Wished... Indeed... Only an act of God could have stopped them surely.
> Instead of paying billions of dollars to opioid victims and states, Purdue will stay in limbo and pay hundreds of millions of dollars to lawyers.
> [...]
> The problem is ... well, one problem is that fairness is sometimes the enemy of pragmatism; letting the Sacklers keep billions and avoid litigation might be the only way to get them to pay billions
That quote sounds like the opinion of someone who wants to be bought off, rather than someone who wants the same kind of accountability that the rest of us are expected to have.

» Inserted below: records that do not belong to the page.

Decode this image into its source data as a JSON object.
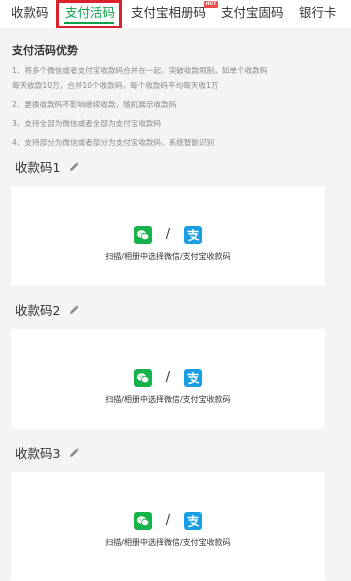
{
  "tabs": [
    {
      "label": "收款码",
      "active": false
    },
    {
      "label": "支付活码",
      "active": true
    },
    {
      "label": "支付宝相册码",
      "active": false,
      "badge": "HOT"
    },
    {
      "label": "支付宝固码",
      "active": false
    },
    {
      "label": "银行卡",
      "active": false
    }
  ],
  "advantages": {
    "title": "支付活码优势",
    "lines": [
      "1、将多个微信或者支付宝收款码合并在一起，突破收款限制，如单个收款码",
      "每天收款10万，合并10个收款码，每个收款码平均每天收1万",
      "2、更换收款码不影响继续收款，随机展示收款码",
      "3、支持全部为微信或者全部为支付宝收款码",
      "4、支持部分为微信或者部分为支付宝收款码，系统智能识别"
    ]
  },
  "codes": [
    {
      "title": "收款码1",
      "slash": "/",
      "hint": "扫描/相册中选择微信/支付宝收款码"
    },
    {
      "title": "收款码2",
      "slash": "/",
      "hint": "扫描/相册中选择微信/支付宝收款码"
    },
    {
      "title": "收款码3",
      "slash": "/",
      "hint": "扫描/相册中选择微信/支付宝收款码"
    }
  ],
  "colors": {
    "accent": "#0aa34a",
    "highlight_box": "#d9232c",
    "wechat": "#16b34a",
    "alipay": "#1a9ee3"
  },
  "icons": {
    "edit": "pencil-icon",
    "wechat": "wechat-icon",
    "alipay": "alipay-icon"
  }
}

That’s what I heard. They have billions therefore they can pay billions. Purposefully complicating that logic so that they somehow end up keeping more money is an instant red flag.
My late father told me the story of how he was coming home from school in Detroit during prohibition. Agents had just busted a warehouse full of kegs of beer.
As was the practice at the time they'd use an axe to chop into the barrel to empty the contents. He said the entire street was a river full of beer!
If you have ever been to London you will know the vicinity of the incident and appreciate how much the city has changed.
It was at the end of Oxford Street where it meets Tottenham Court Road. Considerable investment in the Thameslink underground station has gone on there recently. There is also the Centrepoint Tower. The streetscape is a world away from having breweries with product left to mature for a year in vast vats. Also having slums. If you had one of those original slum houses in that spot today, you could sell it and never work again.
In this story there is good and bad in terms of how our inner cities have changed. Actual industry in the city centre is quaint but I imagine the air quality - that area is nowadays some of the worst in the UK - was no better.